I dati del Rapporto Ismea-Qualivita descrivono la Dop economy, un settore a traino del sistema agroalimentare e dei territori. Il punto di Mauro Rosati e le considerazioni sullo sviluppo del settore nell’anno della pandemia.
L’analisi del XVIII Rapporto Ismea-Qualivita attesta la solidità e la forza della Dop economy, un sistema in grado di promuovere lo sviluppo nell’intero territorio italiano e che ribadisce un trend di ininterrotta ascesa negli ultimi 10 anni: le DOP e IGP valgono in Italia 16,9 miliardi di euro alla produzione e crescono del +4,2% rispetto al 2018 (che aveva segnato a sua volta un +6%) pesando sulla bilancia delle esportazioni per 9,5 miliardi di euro.

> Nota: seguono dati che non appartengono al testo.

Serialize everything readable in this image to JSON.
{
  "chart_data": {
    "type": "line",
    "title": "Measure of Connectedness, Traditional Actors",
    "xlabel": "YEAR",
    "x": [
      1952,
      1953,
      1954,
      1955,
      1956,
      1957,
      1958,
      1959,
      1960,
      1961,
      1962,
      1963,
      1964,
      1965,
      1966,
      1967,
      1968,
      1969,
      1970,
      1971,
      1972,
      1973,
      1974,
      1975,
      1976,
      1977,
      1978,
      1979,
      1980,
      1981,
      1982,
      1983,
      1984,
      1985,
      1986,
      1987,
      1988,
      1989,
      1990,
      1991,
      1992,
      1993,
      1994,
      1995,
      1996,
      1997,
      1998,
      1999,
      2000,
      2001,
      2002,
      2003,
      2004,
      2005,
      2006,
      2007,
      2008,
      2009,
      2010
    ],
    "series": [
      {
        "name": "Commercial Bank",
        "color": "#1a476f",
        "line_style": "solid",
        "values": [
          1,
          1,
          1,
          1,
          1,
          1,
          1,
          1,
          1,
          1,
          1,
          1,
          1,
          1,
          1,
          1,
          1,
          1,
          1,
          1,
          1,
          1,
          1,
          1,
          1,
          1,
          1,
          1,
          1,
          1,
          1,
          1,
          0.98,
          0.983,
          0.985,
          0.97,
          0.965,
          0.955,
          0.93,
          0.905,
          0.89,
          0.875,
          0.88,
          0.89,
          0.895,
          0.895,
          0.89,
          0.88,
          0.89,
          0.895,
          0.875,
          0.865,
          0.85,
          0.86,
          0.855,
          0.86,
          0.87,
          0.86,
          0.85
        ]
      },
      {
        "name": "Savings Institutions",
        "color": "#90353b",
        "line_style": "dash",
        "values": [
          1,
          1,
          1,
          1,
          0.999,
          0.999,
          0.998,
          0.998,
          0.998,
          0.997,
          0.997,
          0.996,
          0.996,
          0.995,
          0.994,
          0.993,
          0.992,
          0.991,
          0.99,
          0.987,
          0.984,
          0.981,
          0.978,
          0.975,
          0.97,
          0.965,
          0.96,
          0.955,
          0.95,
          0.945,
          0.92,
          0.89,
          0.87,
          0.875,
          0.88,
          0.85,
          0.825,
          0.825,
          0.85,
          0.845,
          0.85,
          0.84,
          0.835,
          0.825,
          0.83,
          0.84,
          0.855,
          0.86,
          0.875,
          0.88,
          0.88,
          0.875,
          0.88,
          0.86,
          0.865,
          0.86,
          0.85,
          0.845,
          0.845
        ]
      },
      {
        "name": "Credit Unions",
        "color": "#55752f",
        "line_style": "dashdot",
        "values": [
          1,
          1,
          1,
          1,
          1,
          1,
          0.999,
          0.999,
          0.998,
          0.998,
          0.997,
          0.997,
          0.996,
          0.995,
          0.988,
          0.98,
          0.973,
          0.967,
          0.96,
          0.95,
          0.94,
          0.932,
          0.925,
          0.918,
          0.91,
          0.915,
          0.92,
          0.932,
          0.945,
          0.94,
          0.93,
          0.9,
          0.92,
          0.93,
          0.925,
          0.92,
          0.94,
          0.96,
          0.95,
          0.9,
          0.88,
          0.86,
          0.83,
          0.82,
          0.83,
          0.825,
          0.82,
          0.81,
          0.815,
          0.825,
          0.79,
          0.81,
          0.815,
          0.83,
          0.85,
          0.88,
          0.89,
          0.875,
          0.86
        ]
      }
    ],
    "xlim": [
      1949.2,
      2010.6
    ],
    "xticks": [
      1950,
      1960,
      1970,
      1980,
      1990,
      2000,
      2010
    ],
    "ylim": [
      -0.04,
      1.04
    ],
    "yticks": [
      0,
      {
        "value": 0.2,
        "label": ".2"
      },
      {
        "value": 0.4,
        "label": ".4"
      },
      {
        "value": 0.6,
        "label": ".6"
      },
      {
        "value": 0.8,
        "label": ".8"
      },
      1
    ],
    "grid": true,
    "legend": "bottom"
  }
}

La Dop economy rappresenta il 19% del valore agroalimentare nazionale (+5,1% in un anno) e corrisponde al 21% delle esportazioni nazionali agroalimentari, grazie al lavoro di oltre 180.000 addetti e all`impegno di 285 consorzi di tutela riconosciuti.
Mauro Rosati, direttore di Qualivita, in merito al 2020 considera che quanto si è perso nel settore Horeca dovrebbe ritornare attraverso GDO ed export. “Ritengo che la Dop economy non abbia risentito troppo della crisi pandemica, anche se sono cambiate, durante il 2020, diverse dinamiche. Il settore agroalimentare ha continuato a lavorare con la pandemia, quello vitivinicolo ha invece incontrato qualche difficoltà in più. Ma senza dubbio su entrambi il blocco della ristorazione e il fermo del turismo hanno influito pesantemente“. Tuttavia, dopo un primo periodo di complessità oggettiva, i Consorzi e le filiere hanno cominciato a mettere mano al problema, rimodulando alcune scelte. “Sicuramente hanno avuto qualche incertezza in più le piccole imprese della filiera, mentre le grandi, con distribuzione storica nella GDO, hanno potuto difendersi meglio dalla crisi” afferma il direttore. Nel periodo estivo si è tirato un po’ il fiato, ma bisogna pensare che il turismo in Italia è per oltre la metà dovuto ai mercati stranieri che nella bilancia dei pagamenti hanno un peso importante. In questa roulette quelli rimasti indietro sono senz`altro i prodotti meno blasonati, fuori dalla grande distribuzione, venduti in loco per turisti e ristoratori, non preparati all`esportazione e al mercato online.
“Il vero momento critico è stato tra aprile e maggio, quando ci siamo resi conto che non era un fenomeno temporaneo e si doveva trovare il modo di affrontarlo“. L’Italia è stata vista all’inizio del 2020 come un Paese a rischio sanitario internazionale. Poi il problema si è manifestato a livello mondiale e tutti hanno capito che il Covid-19 non ha niente a che fare con le filiere produttive alimentari. “L’esportazione nel periodo è stata fondamentale e alcune realtà hanno compreso l’importanza di fare rete, come è avvenuto, ad esempio, per la Burrata di Andria IGP, una Indicazione Geografica Protetta messa a sistema anche nella produzione, un valore aggiunto che l’ha resa uno dei prodotti certificati più popolari nel mondo“. Le nuove certificazioni, in questo momento, secondo Mauro Rosati, dovrebbero organizzarsi in una filiera di settore per affrontare al meglio un mercato divenuto sempre più competitivo e imprevedibile.